We found it easy to get around because of Toronto’s subway and trolley systems. Consequently, we were able to see a fair amount of this beautiful city.
Besides the more usual aspects that I will cover in other columns, two activities were of special interest.
Some unusual art in Toronto
The Fringe
Toronto has an annual theater festival, called the Toronto Fringe Festival. The year we were there it was July 6-17 and consisted of 134 plays performed in 25 different venues for 1,000-plus performances, with all tickets being $10. Which shows were produced was decided by a drawing, not by a committee with some training, and the shows take place in a variety of settings, some of which are rather deplorable.
The show we caught, "Talking Heads" based on a BBC program, was in a hot room in the second floor of a bar.
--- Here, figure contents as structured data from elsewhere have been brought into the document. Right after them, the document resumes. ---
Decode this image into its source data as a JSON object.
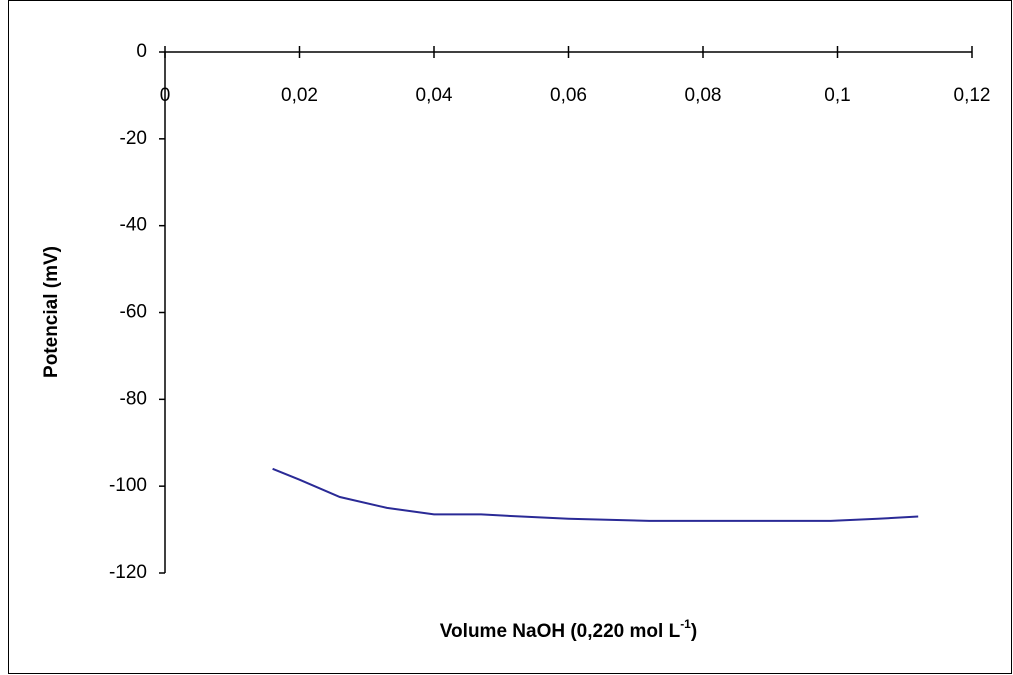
{
  "chart_data": {
    "type": "line",
    "xlabel": [
      "Volume NaOH (0,220 mol L",
      "-1",
      ")"
    ],
    "ylabel": "Potencial (mV)",
    "x": [
      0.016,
      0.02,
      0.026,
      0.033,
      0.04,
      0.047,
      0.053,
      0.06,
      0.072,
      0.087,
      0.099,
      0.106,
      0.112
    ],
    "series": [
      {
        "color": "#2a2a96",
        "values": [
          -96,
          -98.5,
          -102.5,
          -105,
          -106.5,
          -106.5,
          -107,
          -107.5,
          -108,
          -108,
          -108,
          -107.5,
          -107
        ]
      }
    ],
    "xlim": [
      0,
      0.12
    ],
    "xticks": [
      {
        "value": 0,
        "label": "0"
      },
      {
        "value": 0.02,
        "label": "0,02"
      },
      {
        "value": 0.04,
        "label": "0,04"
      },
      {
        "value": 0.06,
        "label": "0,06"
      },
      {
        "value": 0.08,
        "label": "0,08"
      },
      {
        "value": 0.1,
        "label": "0,1"
      },
      {
        "value": 0.12,
        "label": "0,12"
      }
    ],
    "ylim": [
      -120,
      0
    ],
    "yticks": [
      0,
      -20,
      -40,
      -60,
      -80,
      -100,
      -120
    ]
  }
}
The seats were hard and the view past other people’s heads was terrible, but the show was excellent. Three people took turns telling us about their lives, the gimmick being that they didn’t realize how much they were really telling us about themselves - the kind of show that makes the audience feel superior.
A few Elderhostelers in our group who had gone to "Yes, We Have No Bananas!" were not so lucky. They said the show made no sense whatsoever, and the room was even more uncomfortable.
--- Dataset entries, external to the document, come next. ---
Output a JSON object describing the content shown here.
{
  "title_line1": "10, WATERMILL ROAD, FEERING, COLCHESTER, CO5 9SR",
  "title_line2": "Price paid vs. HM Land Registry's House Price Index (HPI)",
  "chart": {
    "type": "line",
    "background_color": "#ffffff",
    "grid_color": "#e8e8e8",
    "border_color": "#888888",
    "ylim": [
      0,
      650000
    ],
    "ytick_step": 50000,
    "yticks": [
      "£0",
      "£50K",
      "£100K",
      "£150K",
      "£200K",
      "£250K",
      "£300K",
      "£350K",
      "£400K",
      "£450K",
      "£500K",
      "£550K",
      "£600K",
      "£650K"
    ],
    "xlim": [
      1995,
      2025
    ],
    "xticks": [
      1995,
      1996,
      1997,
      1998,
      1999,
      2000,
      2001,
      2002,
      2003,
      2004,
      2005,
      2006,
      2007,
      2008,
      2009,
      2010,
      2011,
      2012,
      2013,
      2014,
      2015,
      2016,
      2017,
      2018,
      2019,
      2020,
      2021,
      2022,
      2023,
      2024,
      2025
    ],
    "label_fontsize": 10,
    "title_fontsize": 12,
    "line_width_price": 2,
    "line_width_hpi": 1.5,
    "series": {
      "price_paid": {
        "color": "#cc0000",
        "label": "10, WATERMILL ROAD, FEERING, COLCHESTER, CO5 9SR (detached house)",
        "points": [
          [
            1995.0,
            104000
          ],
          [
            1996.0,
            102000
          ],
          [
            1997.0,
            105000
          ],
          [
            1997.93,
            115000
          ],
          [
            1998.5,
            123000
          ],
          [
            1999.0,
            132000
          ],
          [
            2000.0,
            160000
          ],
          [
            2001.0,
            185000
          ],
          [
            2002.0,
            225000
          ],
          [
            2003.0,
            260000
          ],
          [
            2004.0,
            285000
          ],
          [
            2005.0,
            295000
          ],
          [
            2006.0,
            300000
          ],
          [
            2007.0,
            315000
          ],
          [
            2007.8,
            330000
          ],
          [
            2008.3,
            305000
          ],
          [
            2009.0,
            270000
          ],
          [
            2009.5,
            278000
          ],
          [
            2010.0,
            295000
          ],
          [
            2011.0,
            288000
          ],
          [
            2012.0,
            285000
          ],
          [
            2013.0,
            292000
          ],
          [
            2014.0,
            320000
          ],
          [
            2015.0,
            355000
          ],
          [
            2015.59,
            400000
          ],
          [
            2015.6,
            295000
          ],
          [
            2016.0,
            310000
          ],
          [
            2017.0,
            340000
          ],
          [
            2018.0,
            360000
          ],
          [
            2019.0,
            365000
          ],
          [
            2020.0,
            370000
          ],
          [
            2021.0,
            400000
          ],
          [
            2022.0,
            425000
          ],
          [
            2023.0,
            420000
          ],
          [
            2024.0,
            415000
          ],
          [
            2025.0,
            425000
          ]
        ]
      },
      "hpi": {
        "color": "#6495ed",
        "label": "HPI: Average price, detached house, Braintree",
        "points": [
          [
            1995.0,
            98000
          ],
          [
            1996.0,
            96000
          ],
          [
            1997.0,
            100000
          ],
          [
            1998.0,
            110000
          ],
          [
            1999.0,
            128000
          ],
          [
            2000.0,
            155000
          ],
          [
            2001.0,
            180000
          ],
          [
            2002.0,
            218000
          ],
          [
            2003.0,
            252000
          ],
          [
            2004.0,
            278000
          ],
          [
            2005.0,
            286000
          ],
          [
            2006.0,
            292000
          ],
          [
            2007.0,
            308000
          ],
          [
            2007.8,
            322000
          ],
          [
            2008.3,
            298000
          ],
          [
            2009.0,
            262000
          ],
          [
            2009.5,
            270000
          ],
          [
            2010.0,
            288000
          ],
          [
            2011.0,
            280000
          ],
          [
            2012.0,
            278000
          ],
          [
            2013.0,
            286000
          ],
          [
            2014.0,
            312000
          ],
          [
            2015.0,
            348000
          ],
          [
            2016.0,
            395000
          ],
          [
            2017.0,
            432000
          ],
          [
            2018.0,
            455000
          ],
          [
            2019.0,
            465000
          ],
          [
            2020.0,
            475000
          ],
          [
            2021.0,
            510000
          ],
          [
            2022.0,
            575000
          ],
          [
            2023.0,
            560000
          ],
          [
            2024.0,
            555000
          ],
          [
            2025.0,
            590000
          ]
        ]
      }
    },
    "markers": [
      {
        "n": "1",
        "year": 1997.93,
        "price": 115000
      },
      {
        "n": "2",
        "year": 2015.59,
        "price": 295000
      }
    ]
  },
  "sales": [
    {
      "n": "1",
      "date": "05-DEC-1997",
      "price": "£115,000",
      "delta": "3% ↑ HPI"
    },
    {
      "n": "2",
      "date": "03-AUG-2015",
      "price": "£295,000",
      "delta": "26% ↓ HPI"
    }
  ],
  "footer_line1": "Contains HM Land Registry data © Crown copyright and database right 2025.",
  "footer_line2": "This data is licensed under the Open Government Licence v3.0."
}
The people who saw "Piaf: Love Conquers All" enjoyed her life in song. Others had found some highly unusual programs that were worth taking a risk to see. The best way to explain is with a few of the titles from the program listing: "Diary of a Bra," "Rich White Bitch," "Tim’s Penis," "Sex and Our City … Toronto!" and "Grummelot."
Toronto’s Fringe Festival does experimental plays similar to those offered at the Corner Playhouse at the University of Missouri-Columbia. Corner Playhouse at the University of Missouri-Columbia and Stephens College’s Warehouse Theater. To check on what it's doing now go to www.fringetoronto.com/.
Art Gallery of Ontario
Have you ever felt that you have been taken advantage of but that the scam was so clever that you were amused? That was my response to the "The Shape of Color," a special exhibit at the Art Gallery of Ontario.
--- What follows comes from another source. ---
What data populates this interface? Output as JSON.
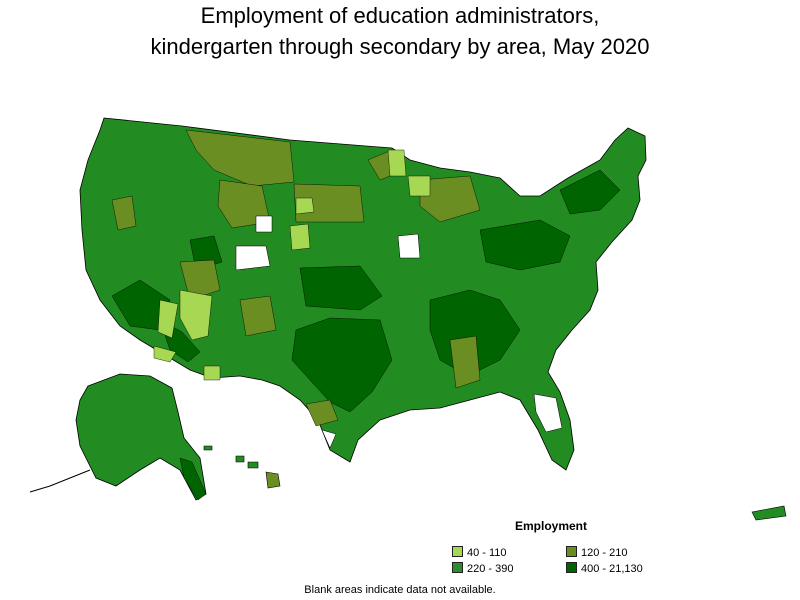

At $18 a ticket and without a guide, it would have been a great disappointment because the gallery seems to be mostly empty space. With a guide who gives the rational for the "art," it takes on the air of a comedy act.
The tour started well with some strips of light that could be interpreted as being the Trade Towers before Sept. 11, 2001.
It got weird at the next display, which was a bare white wall with some reflected light on it. The wall at right angles to it had four long florescent light bulbs placed on it. This was also considered a creative work of art.
Then we came to a painting composed of splotches of paint thinned with turpentine and dropped on an untreated canvas so that the turpentine bled away from the oil, giving the colors a gray outline.
I suppose the weirdest paintings were two white walls framed by cords of yarn with nothing between except empty space.
There were also two black canvases, one with a small yellow strip down the side. This went on for seven rooms.
A quote from the brochure gives a hint of what we were up against in terms of art logic: "Broken by relatively few incidents of drawing or design, their surfaces exhale color with an enveloping effect that is enhanced by size itself. One reacts to an environment as much as to a picture hung on a wall."
Anyway, the guide tried to make it all seem a reasonable development in the art world.
I feel anything you could copy at home with minimum training doesn’t count as high art.
The saving grace was that in this case the guide did not point to any one canvas and claim it was the greatest piece of 20th century art as one guide had done to a similar piece at the Tate Modern in London.
To see what is on now go to www.ago.net/.
We concluded that Toronto is a friendly city with good restaurants, a cross-cultural population and a multitude of activities for a visitor.